Nous remonterons donc dans le temps pour comprendre la construction du régime du Droit des sciences expérimentales sur l’homme, nées dans les faits, de la révolution scientifique du XIXème siècle (I) pour ensuite étudier les origines et l’évolution du Droit de la médecine, domaine moins mouvementé et aux origines plus anciennes (II).
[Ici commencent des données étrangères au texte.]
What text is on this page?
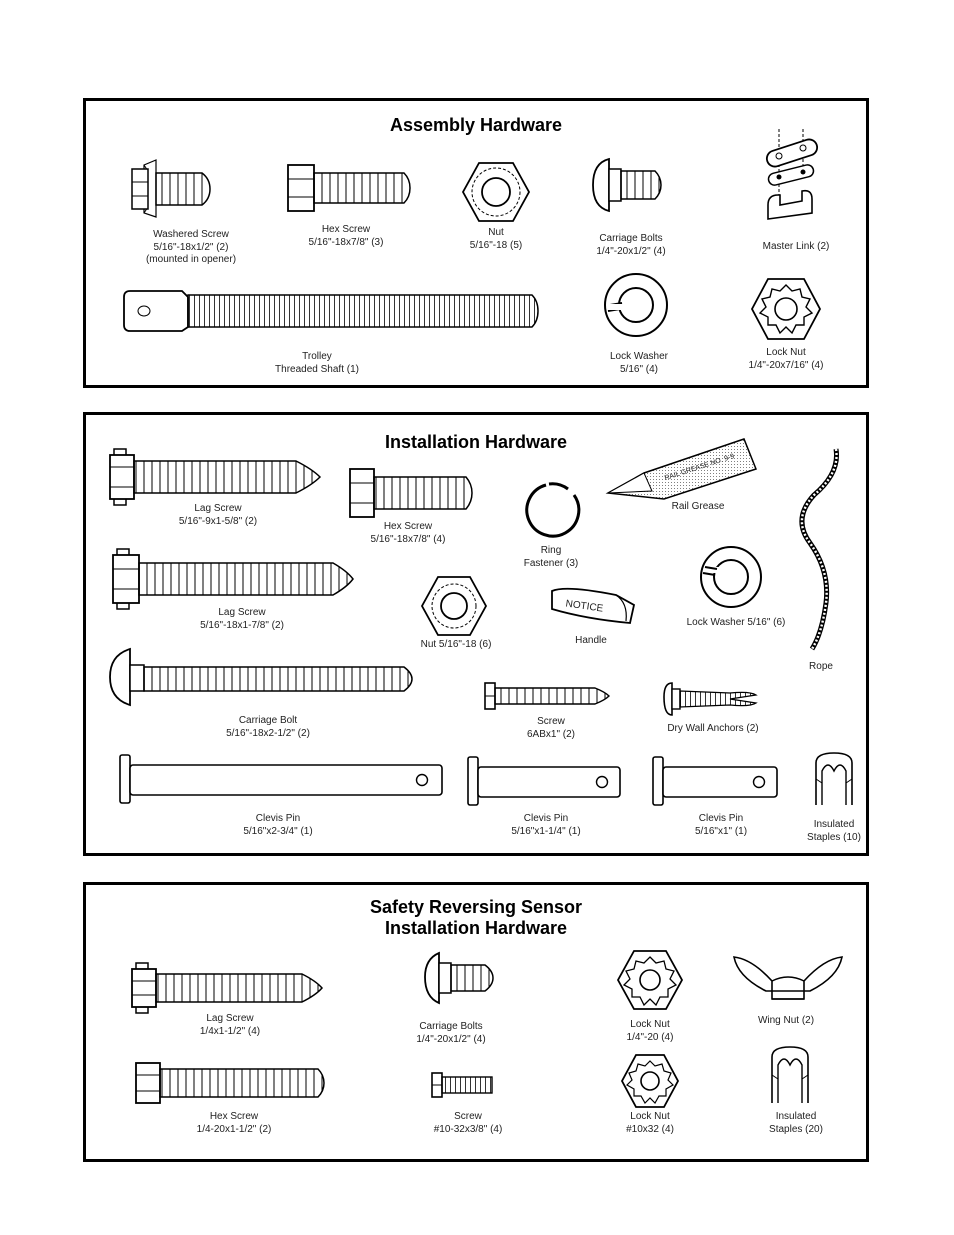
Assembly Hardware
Washered Screw
5/16"-18x1/2" (2)
(mounted in opener)
Hex Screw
5/16"-18x7/8" (3)
Nut
5/16"-18 (5)
Carriage Bolts
1/4"-20x1/2" (4)	Master Link (2)
Trolley
Threaded Shaft (1)
Lock Washer
5/16" (4)
Lock Nut
1/4"-20x7/16" (4)
Installation Hardware
Lag Screw
5/16"-9x1-5/8" (2)	Hex Screw
5/16"-18x7/8" (4)
Ring
Fastener (3)
RAIL GREASE NO. 9-9
Rail Grease
Rope
Lag Screw
5/16"-18x1-7/8" (2)
Nut 5/16"-18 (6)
NOTICE
Handle
Lock Washer 5/16" (6)
Carriage Bolt
5/16"-18x2-1/2" (2)
Screw
6ABx1" (2)	Dry Wall Anchors (2)
Clevis Pin
5/16"x2-3/4" (1)
Clevis Pin
5/16"x1-1/4" (1)
Clevis Pin
5/16"x1" (1)
Insulated
Staples (10)
Safety Reversing Sensor
Installation Hardware
Lag Screw
1/4x1-1/2" (4)	Carriage Bolts
1/4"-20x1/2" (4)
Lock Nut
1/4"-20 (4)
Wing Nut (2)
Hex Screw
1/4-20x1-1/2" (2)
Screw
#10-32x3/8" (4)
Lock Nut
#10x32 (4)
Insulated
Staples (20)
I) Droit de la recherche biomédicale sur l’homme

À l’origine, les domaines de la médecine et de l’expérimentation n’étaient pas séparés. Mais avec les progrès spectaculaires de la médecine expérimentale au XIXème siècle, le divorce a été consommé entre la médecine, à vocation curative et encadrée par un contrat « intuitu personae », et la recherche scientifique friande de sujets pour ses expérimentations.
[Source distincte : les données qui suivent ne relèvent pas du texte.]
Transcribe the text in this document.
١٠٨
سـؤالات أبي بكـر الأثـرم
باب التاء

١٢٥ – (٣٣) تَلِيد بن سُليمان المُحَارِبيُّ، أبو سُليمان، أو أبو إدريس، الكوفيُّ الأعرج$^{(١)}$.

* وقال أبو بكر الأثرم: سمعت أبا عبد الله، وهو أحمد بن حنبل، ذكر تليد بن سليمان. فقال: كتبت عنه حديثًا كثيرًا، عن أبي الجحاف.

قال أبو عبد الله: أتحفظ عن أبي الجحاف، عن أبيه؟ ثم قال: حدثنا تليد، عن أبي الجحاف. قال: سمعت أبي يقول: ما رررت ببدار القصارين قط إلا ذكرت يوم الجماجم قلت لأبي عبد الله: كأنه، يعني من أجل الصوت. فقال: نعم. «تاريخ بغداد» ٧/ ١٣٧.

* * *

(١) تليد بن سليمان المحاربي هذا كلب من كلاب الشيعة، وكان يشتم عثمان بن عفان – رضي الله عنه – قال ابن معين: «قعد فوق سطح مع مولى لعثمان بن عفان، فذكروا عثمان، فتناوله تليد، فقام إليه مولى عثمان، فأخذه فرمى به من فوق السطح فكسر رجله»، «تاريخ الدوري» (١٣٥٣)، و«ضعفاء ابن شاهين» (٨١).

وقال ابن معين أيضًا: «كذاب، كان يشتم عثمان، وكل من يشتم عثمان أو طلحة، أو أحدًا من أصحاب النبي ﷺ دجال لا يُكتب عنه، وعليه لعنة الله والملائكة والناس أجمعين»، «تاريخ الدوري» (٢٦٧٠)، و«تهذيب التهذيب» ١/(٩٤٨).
La médecine est passée de l’expérience traditionnelle centrée sur le patient et qui procède par analogie grâce à l’analyse clinique, à l’expérimentation moderne axée sur l’étude de la maladie et de ses lois de causalité. Quand la médecine classique agit dans le cadre thérapeutique et dans l’intérêt premier du patient conformément au serment d’Hippocrate, la science médicale, elle, n’hésite pas à sacrifier des individus pour fonder ses théories. C’est ainsi que pour établir l’étiologie de certaines maladies, elle les a inoculées à des corps sains d’esclaves ou d’orphelins. Ce fut le cas de la variole. Diderot, Bentham et Mill furent des philosophes des lumières qui ont théorisé la justification de ces expérimentations. Cette époque voit aussi la naissance des sciences statistiques avec le britannique Louis, qui amène un bouleversement des méthodes. La preuve par comptage des cas l’emporte désormais sur l’analyse clinique. Par ailleurs, la méthode des essais randomisés contrôlés exige le sacrifice d’un groupe de malades ne recevant qu’un traitement courant ou une illusion de traitement : le placebo.

Le serment d’Hippocrate voulant que le médecin soit utile ou du moins ne nuise pas n’est dès lors plus respecté au sein de cette nouvelle communauté de médecins scientifiques qui ne recule pas devant le sacrifice de l’individu au profit supposé du groupe, et cela aussi bien par action (inoculation), que par inaction (placébo).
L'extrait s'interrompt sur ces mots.